Since then, a tool created to make it easier for the government to function has become a source of dysfunction, stoking partisan warfare and creating economic risk as the debt has increased in size over the past 20 years.
WHAT ARE ‘EXTRAORDINARY MEASURES’?
To keep the government open, the Treasury Department on Thursday was making a series of accounting maneuvers that would put a hold on contributions and investment redemptions for government workers’ retirement and health care funds, giving the government enough financial space to handle its day-to-day expenses until roughly June.
By suspending payments, the government can reduce the amount of outstanding debt, enabling the Treasury to keep financing government operations.
What happens if these “extraordinary measures” are exhausted without a debt limit deal is unknown. A prolonged default could be devastating, with crashing markets and panic-driven layoffs if confidence evaporated in a cornerstone of the global economy, the U.S. Treasury note.
DO DEBT LIMIT SHOWDOWNS HELP REDUCE GOVERNMENT DEBT?
Not so much.
The Congressional Budget Office estimates that annual budget deficits will grow from roughly $1 trillion to more than $2 trillion over the next 10 years.

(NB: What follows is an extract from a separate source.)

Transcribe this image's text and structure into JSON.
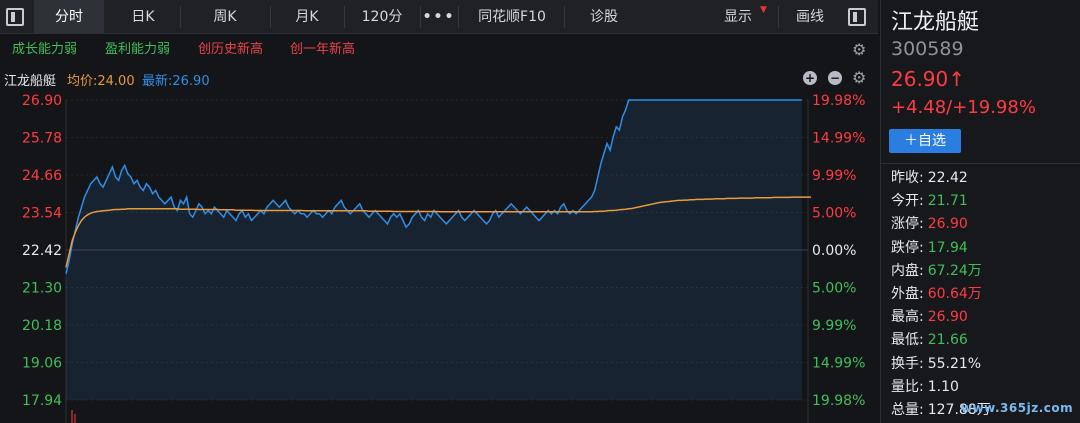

The imbalance over the coming years increasingly reflects government expenses for programs such as Medicare and Social Security that are outstripping tax revenue. That suggests the government would need severe cuts to spending, major tax hikes or some combination of those options.
In 2011 when Barack Obama was president and Biden was vice president, there was a bipartisan deal to raise the debt limit by $900 billion in return for $917 billion worth of automatic spending cuts over 10 years.
But the debt reduction never fully materialized.
After Donald Trump became president in 2017, Republican lawmakers fueled further debt increases by passing deficit-financed tax cuts. Debt accelerated even more with the start of the coronavirus pandemic in 2020, which caused massive government borrowing to pull the U.S. out of a deep recession.
The CBO last year estimated that the U.S. debt would exceed $40 trillion in 2032.